George Wythe’s father died when George was only three. He was home-educated by his Quaker mother, who taught him both Latin and Greek. He attended the College of William and Mary and then read law in his uncles firm, attaining admission to the bar at the age of twenty four. He was married twice and had no children who lived. After beginning his own law practice at thirty, men who rose to great prominence came to him to learn, such as Jefferson, John Marshall, and Henry Clay. He was known for paying the tuition and costs for poor students to study law. He served as the Burgess for William and Mary and was a personal advisor to the Royal Governor.
As perhaps the most well-known Virginia delegate after George Washington, Wythe’s contributions to the debates over independence proved legally helpful if not decisive in the course of action taken by the whole. He steered the debate over the King’s actions rather than Parliament’s, made practical proposals for a kind of independence within the empire and promoted foreign alliances to help win independence. He wasn’t present on August 2nd when most of the delegates signed and may even have had a proxy sign for him, but there is no question as to his total commitment to independence.
Wythe left the Congress in 1776 to assist Thomas Jefferson set up the new Virginia government and legal principles. He drafted the state constitution and designed the state seal. He became America’s first law professor at The College of William and Mary and even boarded some of his students in his home. He offered free classes in the classics and spoke out strongly for ratification of the Constitution. One of the unusual actions for which George Wythe was remembered in later years was his manumission of his slaves and seeking to educate one of them in the law.

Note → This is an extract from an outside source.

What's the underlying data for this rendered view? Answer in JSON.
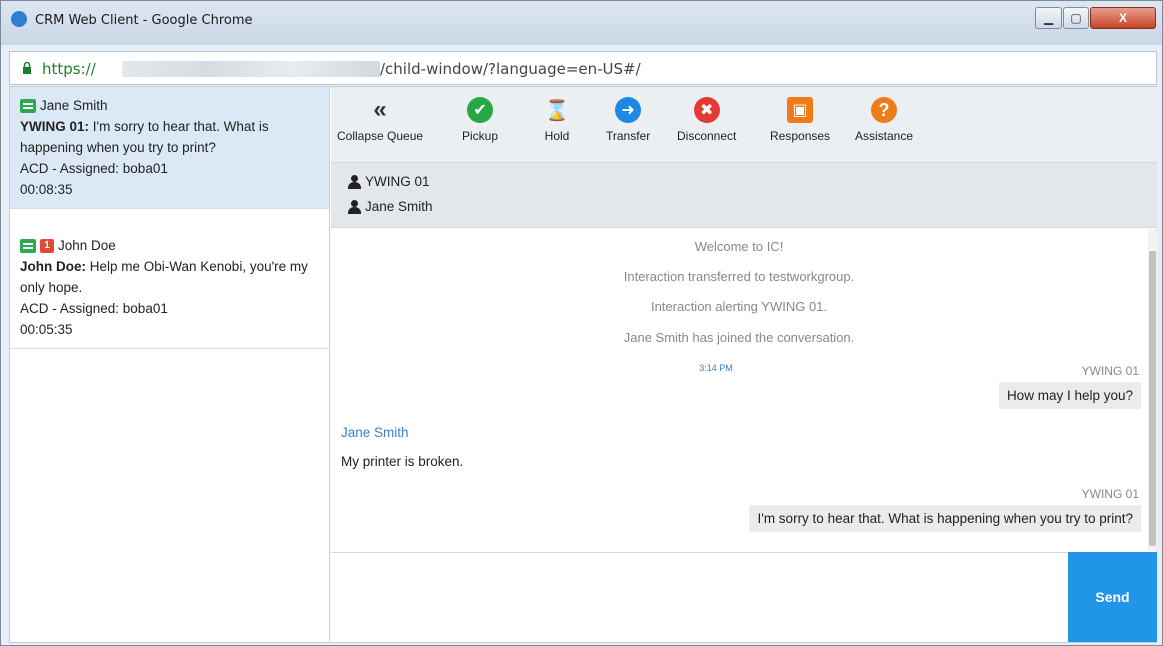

Wythe’s presumptive heir, his grand-nephew George Sweeny, a man of low morals, gambling debts, and greediness discovered that part of the inheritance would go to an ex-slave. Sweeny poisoned a pot of coffee, the drinking of which killed the free servant and sickened George Wythe. The cook witnessed the deed, not understanding at first what she saw. Wythe changed the will, disinheriting the nephew, and died that day at age eighty. The murderer got off because slave testimony against a white man in a court of law was illegal in Virginia. The beliefs and sentiments of at least part of George Wythe’s legal mind would have to wait another hundred fifty years to reach fruition.